[abc] On the need for "skip" in tracematches

Hi all.

I have been discussing on IRC with some of you lately about why you use
"skip" for tracematches - because interestingly in J-LO we don't, despite
the fact that we have quite similar semantics.

I still don't really see the use for "skip". Maybe you can help me,
though...

The guys gave me basically the following:

- Two symbols foo(x) and bar(y) binding x/y.
- The tracematch foo bar bar =: f(x) b(y) b(y).
- The trace f(1) b(1) b(2) b(2).

I was told that in your semantics, the TM matches the trace with x/1, y/2.

Converting to LTL, the regex means "at some time f(x) and later at some time
b(y) and later at some time b(y)", which is:

F( f(x) /\ XF( b(y) /\ XF( b(y) ) ) )

where "F" means "Finally" with semantics delta(F \phi,\pi[i]) =
delta(\phi,\pi[i]) \/ X delta(\phi,\pi[i]) and "X" means "neXt" with
semantics delta(X \phi,\pi[i]) = delta(\phi,\pi[i+1]).

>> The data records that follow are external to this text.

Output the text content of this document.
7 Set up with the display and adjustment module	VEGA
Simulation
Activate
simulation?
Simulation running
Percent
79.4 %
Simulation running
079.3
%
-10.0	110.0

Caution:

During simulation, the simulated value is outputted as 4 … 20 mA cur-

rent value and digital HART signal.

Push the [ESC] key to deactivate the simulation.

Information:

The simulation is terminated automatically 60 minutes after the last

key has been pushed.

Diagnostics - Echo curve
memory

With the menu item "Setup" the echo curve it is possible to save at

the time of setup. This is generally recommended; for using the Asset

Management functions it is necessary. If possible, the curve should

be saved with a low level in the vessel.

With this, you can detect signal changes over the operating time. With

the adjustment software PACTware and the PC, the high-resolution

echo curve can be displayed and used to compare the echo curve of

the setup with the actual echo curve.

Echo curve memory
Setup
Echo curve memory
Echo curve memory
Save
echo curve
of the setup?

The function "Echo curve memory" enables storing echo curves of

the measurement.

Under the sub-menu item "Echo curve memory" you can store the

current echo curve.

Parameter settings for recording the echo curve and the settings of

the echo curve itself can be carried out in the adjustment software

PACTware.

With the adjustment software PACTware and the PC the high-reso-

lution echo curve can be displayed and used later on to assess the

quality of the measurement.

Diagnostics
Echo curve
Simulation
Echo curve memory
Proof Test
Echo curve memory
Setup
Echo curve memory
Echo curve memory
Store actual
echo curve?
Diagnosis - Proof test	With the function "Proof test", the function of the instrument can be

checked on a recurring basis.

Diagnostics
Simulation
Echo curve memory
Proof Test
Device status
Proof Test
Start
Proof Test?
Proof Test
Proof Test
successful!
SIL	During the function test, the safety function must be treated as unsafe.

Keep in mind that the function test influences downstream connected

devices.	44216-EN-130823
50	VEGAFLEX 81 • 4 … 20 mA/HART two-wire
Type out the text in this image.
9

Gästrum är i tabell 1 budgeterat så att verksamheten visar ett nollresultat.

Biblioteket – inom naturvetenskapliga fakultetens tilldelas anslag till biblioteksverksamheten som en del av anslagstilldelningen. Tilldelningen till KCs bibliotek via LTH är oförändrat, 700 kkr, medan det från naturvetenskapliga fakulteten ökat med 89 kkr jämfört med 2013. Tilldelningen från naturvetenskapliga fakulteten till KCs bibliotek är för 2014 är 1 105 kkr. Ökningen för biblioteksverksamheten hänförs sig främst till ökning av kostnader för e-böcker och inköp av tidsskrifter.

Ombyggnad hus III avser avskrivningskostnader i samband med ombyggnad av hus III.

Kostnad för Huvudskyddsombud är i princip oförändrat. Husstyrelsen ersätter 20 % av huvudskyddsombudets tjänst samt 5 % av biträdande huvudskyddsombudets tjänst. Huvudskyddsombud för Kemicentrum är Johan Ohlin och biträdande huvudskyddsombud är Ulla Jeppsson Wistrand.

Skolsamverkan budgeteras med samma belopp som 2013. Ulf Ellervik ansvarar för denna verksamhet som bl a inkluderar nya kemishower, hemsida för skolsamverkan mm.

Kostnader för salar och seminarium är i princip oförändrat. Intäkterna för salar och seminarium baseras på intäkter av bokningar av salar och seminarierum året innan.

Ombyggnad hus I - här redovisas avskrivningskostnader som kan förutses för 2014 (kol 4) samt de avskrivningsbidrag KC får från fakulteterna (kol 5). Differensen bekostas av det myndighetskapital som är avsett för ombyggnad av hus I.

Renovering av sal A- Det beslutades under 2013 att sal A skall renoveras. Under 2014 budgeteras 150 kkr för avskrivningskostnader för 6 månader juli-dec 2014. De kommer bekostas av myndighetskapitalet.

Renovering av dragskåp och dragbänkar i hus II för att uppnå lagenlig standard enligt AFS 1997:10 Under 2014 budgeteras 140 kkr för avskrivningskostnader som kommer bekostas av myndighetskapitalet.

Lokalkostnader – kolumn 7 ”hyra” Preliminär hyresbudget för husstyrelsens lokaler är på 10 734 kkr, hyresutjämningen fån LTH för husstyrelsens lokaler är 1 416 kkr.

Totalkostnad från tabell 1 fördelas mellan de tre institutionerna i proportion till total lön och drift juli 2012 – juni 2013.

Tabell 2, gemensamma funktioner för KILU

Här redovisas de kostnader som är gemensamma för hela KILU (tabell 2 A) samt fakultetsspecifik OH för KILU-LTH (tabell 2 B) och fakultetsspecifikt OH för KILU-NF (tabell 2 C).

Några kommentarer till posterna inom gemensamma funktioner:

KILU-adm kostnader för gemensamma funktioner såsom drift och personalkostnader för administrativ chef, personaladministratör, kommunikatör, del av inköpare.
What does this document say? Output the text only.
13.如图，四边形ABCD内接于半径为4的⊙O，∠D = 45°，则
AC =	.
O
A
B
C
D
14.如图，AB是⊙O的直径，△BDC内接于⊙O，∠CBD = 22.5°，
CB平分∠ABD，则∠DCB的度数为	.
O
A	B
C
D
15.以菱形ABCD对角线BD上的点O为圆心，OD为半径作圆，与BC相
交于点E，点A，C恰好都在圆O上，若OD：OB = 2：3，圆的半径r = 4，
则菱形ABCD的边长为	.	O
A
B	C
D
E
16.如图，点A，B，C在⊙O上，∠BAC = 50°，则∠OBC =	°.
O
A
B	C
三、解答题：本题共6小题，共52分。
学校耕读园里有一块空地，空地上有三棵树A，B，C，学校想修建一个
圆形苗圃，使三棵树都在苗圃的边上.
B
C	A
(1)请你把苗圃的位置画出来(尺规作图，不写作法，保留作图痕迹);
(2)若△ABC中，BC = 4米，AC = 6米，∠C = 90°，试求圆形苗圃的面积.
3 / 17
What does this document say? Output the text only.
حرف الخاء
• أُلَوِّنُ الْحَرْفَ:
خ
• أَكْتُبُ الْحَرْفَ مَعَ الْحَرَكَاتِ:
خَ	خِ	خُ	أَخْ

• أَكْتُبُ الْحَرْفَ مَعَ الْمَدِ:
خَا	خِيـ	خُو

In J-LO we do the following, *without* any equivalent to "skip":

We start with the original formula:
F( f(x) /\ XF( b(y) /\ XF( b(y) ) ) )
Here x and y are free!

Reading f(1), we apply the semantics, which yields the original formula
(this is the part quarded by the "X" in the semantics above) and an
instantiated(!) version of the subformula:

F( f(x) /\ XF( b(y) /\ XF( b(y) ) ) ) --f(1)-->
F( f(x) /\ XF( b(y) /\ XF( b(y) ) ) ) \/ F( b(y) /\ XF( b(y) ) )
"instantiated" here means that if the subformula contained an x, this would
have been bound.

This becomes clear when reading the b(1):
We apply the semantics to the current formula:
F( f(x) /\ XF( b(y) /\ XF( b(y) ) ) ) \/ F( b(y) /\ XF( b(y) ) ) --b(1)-->
F( f(x) /\ XF( b(y) /\ XF( b(y) ) ) ) \/ F( b(y) /\ XF( b(y) ) ) \/ F(
b(1) )
Note that in the last subformula, y has been bound to 1 because, at the
current state, y was 1.

When now reading the first b(2), the following happens:
F( f(x) /\ XF( b(y) /\ XF( b(y) ) ) ) \/ F( b(y) /\ XF( b(y) ) ) \/ F(
b(1) ) --b(2)-->
F( f(x) /\ XF( b(y) /\ XF( b(y) ) ) ) \/ F( b(y) /\ XF( b(y) ) ) \/ F(
b(1) ) \/ F( b(2) )
... because the first of the three parts of the three disjuncts does not
"match", the second does match and produces F( b(2) ) and the third one F(
b(1) ) does *not* match.

When reading the last b(2) this yields:
F( f(x) /\ XF( b(y) /\ XF( b(y) ) ) ) \/ F( b(y) /\ XF( b(y) ) ) \/ F(
b(1) ) \/ F( b(2) ) --b(2)-->
F( f(x) /\ XF( b(y) /\ XF( b(y) ) ) ) \/ F( b(y) /\ XF( b(y) ) ) \/ F(
b(1) ) \/ F( b(2) ) \/ <true>
= <true>
... because the last disjunct F( b(2) ) goes to delta( b(2), b(2) ) \/
F(b(2)) and delta(b(2),b(2)) is <true>.

So the recipe speking in automata and states is:
Whenever we leave a state, bind all variables in the regex/formula
representing this state when moving to this next state, also you remain *as
well* in the current state with an unbound instance (this is because you
want to match *all* occurences).
Whenever taking a loop to / remaining in the same state, leave all variables
unbound.

In tracematches that means:
You start with in the initial state:
{f(x) b(y) b(y)}

reading f(1) you get:
{f(x) b(y) b(y), b(y) b(y)}

reading b(1) you get:
{f(x) b(y) b(y), b(y) b(y), b(1)}

reading b(2) you get:
{f(x) b(y) b(y), b(y) b(y), b(2), b(1)}

reading b(2) you get:
{f(x) b(y) b(y), b(y) b(y), <true>, b(1)}
= {f(x) b(y) b(y), b(y) b(y), b(1)}

So whenever seeing the state <true> you hit the light and execute the
tracematch.
The sets above at any time reflect the set of still not fully matched
matches.

So what's wrong with this?
Where did I miss the "skip"?

Thanks,
Eric

--
Eric Bodden
Chair I2 for Programming Languages and Program Analysis
RWTH Aachen University